Comments from members included:

 

·         Members felt that there was insufficient information in the engagement document to enable people to give a view that it would therefore be very difficult to use that feedback to identify options.   

·         A member accepted the argument that in the quest for the best outcome, families would be comfortable with travelling longer distances for treatment.   

·          As well as keeping people out of hospital a member urged the NHS community to consider the consequences of discharging patients too soon, asking that they be aware of the implications on people not just the outcomes of their care.    

·         This issue had prompted more residents to contact one member, more than any other issue he could remember, and given the public feeling, he urged the Trust to make the right decisions.  

·         The same member felt strongly that this presentation should have been made to Council and not just the O&S Committee, and urged that any future presentations by made to Council instead.   

·         The additional pressure that would be placed on the ambulance service if more patients had to be transferred between two sites delivering different specialist care, needed to be considered.   

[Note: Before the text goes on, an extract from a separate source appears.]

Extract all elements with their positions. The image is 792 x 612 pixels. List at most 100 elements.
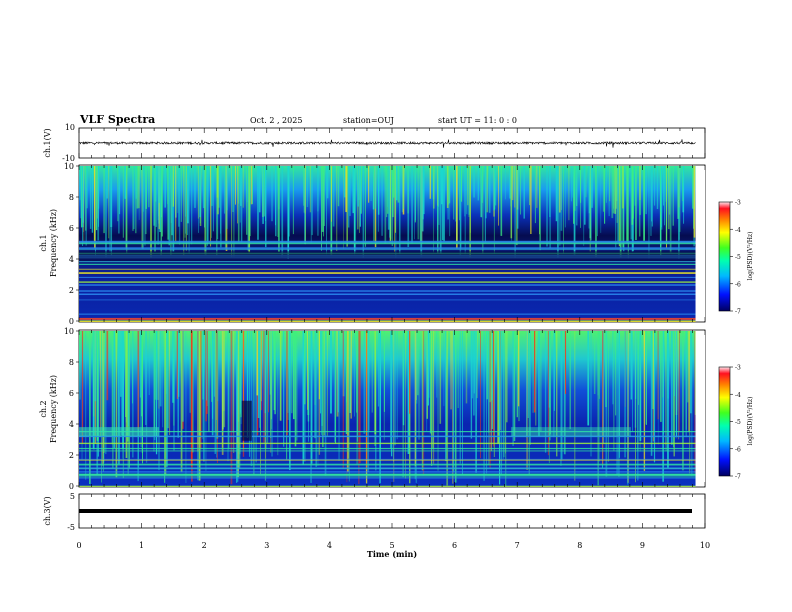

·         A member suggested that the clinicians and administrators, despite claims to the contrary, had already made a decision about the future of services at both sites, regardless of the outcome of the engagement and consultation process and challenged them to provide a 24/7 A&E department in Cheltenham.

 

The Chair thanked all of the representatives for their attendance, which was much appreciated by the committee and confirmed that it would be useful for them to return once consultation was underway and more information was available.  She asked that if one thing were taken away from this meeting, it should be that a 24/7 A&E service should be reinstated in Cheltenham.

 

The meeting was adjourned at 8.05pm and reconvened at 8.15pm.

 

Members felt that it would be useful to write to Councillor Allaway Martin, Chair of the Gloucestershire Health Overview and Scrutiny Committee and outline the concerns and other comments raised by this committee.  The Chair would draft something on behalf of the committee and send it ahead of the HOSC meeting the next day (10 September), asking that feedback from the HOSC on the issues that are raised in the letter.